Viele Milliarden Euro fließen zusätzlich in die Versorgung. Beiträge sollen moderat steigen

Nervös reagieren Virologen und Gesundheitspolitiker auf die deutlich steigenden Corona-Infektionszahlen. Kanzlerin Angela Merkel (CDU) warnte vor einem exponentiellen Anstieg der Fallzahlen und rechnete hoch, dass zu Weihnachten in Deutschland die tägliche Zahl der Neuinfektionen bei rund 19.000 liegen könnte, wenn es schlecht läuft.
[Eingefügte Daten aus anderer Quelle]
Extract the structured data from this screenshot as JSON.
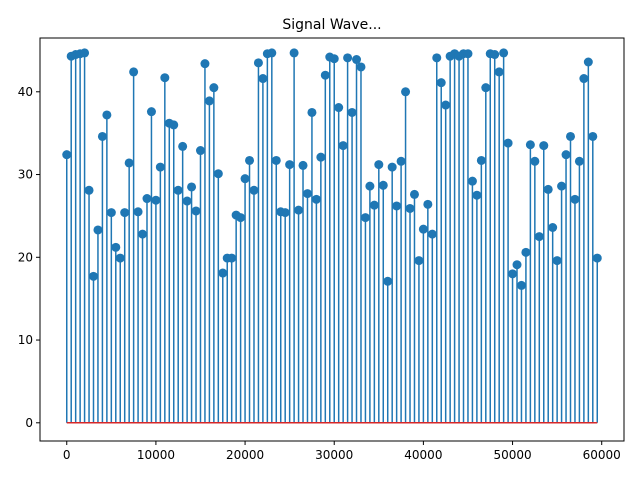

Entsprechend alarmiert, verständigten sich Bund und Länder vergangene Woche auf striktere Regeln. So sollen je nach Infektionsgeschehen bestimmte Obergrenzen für Teilnehmer an Feiern in Gaststätten gelten. Auch für Feiern in Privaträumen gilt die "dringliche Empfehlung", die Teilnehmerzahl entsprechend zu begrenzen.

Schärfer durchgegriffen wird künftig, wenn Restaurantbesucher in den ausgelegten Listen zur Kontaktnachverfolgung falsche Angaben machen. Hier wird ein Bußgeld von mindestens 50 Euro für die Gäste fällig, die Wirte sollen die Plausibilität der Angaben überprüfen.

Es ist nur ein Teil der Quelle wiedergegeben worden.